The brief
The 528i had crossed 120,000 km. The owner reads the workshop manual schedule and acts on it, so he booked the car in for fan belt service before any squeal or slip showed up.
The fan belt, the long ribbed accessory belt, drives the alternator, the air-con compressor and the other engine accessories off the crankshaft pulley. It runs every minute the engine is on, over the tensioner that keeps it tight and the idler pulleys it wraps around. At high mileage the belt glazes and starts to crack, and the tensioner and idler bearings wear, and the failure point on a lot of high-mileage cars is exactly this part.
The diagnosis
On inspection the existing belt was glazed along the rib face with fine surface cracks just starting to show, the tensioner had a touch of bearing roughness, and the idler pulleys were still smooth but on the same age and mileage clock as the rest.
None of it had failed yet, but it was all close, and the labour to do the belt is the same labour you would do to reach the tensioner and idlers. So the sensible scope was the whole set in one go, rather than replacing the belt now and being back for the tensioner in a few months.
The work
The tensioner was released, the old belt taken off, and the worn tensioner pulley out. New BMW-spec parts went in, including a fresh idler, then a new belt routed correctly through the accessory drive and re-tensioned to spec.

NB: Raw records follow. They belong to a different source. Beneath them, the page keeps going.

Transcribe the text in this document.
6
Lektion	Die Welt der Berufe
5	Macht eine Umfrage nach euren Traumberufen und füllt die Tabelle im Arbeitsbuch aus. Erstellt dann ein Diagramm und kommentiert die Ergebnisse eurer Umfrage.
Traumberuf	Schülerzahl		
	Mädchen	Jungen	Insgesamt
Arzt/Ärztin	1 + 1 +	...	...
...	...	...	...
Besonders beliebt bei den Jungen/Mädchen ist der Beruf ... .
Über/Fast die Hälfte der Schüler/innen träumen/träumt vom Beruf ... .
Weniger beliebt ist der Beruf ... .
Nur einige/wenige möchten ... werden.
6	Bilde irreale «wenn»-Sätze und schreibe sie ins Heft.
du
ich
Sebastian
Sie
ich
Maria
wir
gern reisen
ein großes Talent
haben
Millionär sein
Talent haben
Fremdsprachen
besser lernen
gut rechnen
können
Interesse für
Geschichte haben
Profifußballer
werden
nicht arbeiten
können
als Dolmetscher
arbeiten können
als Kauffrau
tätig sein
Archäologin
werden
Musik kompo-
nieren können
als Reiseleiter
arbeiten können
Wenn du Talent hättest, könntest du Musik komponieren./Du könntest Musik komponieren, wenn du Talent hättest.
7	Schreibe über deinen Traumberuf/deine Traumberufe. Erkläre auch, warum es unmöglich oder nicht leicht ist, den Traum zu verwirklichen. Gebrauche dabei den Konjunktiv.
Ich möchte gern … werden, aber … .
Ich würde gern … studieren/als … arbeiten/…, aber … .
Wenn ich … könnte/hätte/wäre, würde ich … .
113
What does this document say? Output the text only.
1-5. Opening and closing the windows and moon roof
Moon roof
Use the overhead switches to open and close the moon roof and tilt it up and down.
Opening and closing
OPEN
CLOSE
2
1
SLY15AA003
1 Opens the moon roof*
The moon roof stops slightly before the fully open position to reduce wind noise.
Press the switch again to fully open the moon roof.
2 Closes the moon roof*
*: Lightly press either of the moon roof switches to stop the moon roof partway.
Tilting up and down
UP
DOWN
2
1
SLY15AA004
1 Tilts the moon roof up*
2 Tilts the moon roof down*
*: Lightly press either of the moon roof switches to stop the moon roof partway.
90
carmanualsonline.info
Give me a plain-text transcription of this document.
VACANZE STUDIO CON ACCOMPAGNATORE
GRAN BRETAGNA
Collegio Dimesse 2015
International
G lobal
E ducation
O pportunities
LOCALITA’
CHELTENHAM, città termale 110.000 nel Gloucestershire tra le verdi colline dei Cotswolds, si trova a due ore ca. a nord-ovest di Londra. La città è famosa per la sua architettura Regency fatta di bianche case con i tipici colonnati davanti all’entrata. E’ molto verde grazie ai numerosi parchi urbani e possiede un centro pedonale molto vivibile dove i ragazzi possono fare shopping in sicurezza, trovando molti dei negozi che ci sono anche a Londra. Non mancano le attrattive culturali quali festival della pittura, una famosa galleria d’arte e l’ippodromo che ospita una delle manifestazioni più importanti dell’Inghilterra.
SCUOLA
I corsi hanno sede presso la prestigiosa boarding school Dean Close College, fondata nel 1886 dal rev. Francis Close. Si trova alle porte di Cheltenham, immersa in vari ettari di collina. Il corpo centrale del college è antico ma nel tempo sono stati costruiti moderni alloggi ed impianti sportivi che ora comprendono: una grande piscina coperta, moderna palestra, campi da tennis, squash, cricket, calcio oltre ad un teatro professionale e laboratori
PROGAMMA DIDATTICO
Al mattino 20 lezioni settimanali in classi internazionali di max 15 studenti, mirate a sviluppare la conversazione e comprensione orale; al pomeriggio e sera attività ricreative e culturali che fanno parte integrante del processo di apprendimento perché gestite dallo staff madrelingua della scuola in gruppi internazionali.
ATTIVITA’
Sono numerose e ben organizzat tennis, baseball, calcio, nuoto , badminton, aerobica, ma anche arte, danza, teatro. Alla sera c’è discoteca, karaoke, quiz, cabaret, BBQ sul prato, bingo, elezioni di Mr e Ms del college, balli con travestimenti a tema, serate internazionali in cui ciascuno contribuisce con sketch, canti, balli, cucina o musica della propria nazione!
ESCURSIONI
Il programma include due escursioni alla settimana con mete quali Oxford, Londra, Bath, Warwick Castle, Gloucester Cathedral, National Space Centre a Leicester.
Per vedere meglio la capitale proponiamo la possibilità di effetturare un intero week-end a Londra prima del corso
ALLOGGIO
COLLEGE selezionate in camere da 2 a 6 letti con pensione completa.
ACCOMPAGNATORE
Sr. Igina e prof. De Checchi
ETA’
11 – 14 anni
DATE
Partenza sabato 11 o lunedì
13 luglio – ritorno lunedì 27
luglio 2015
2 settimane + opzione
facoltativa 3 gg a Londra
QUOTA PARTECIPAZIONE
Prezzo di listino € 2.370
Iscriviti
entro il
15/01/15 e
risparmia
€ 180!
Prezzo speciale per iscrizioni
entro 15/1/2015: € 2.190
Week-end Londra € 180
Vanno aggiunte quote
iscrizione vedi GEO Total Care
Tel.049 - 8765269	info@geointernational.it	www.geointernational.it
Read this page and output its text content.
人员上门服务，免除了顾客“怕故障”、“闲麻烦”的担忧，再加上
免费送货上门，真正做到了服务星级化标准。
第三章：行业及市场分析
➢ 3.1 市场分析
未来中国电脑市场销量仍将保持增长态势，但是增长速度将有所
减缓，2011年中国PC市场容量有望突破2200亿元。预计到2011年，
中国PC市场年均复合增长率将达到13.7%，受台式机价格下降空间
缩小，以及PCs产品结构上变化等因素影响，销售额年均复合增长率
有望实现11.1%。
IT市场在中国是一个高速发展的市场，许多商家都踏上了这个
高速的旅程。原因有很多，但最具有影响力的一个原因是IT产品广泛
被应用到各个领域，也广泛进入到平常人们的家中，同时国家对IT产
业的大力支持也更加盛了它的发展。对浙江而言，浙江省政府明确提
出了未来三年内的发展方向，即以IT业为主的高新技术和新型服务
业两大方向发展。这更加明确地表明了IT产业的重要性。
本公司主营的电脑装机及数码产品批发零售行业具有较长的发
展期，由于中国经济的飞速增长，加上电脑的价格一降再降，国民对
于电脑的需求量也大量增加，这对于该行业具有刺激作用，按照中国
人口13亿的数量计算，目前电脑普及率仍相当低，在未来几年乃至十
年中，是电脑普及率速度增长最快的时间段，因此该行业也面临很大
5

The engine was run warm with the air-con and other loads applied, and the belt drive checked for any squeal or slip before the car went back to the owner.
The outcome
No squeal under any combination of air-con and alternator load, and a silent belt drive right across the rev range.
The 528i went home with the front of the engine reset to like-new and the most common high-mileage failure point dealt with before it could leave the owner stranded with a dead alternator or a thrown belt. For someone who services on schedule, that is the whole point: the part gets renewed on a planned visit, not on the hard shoulder.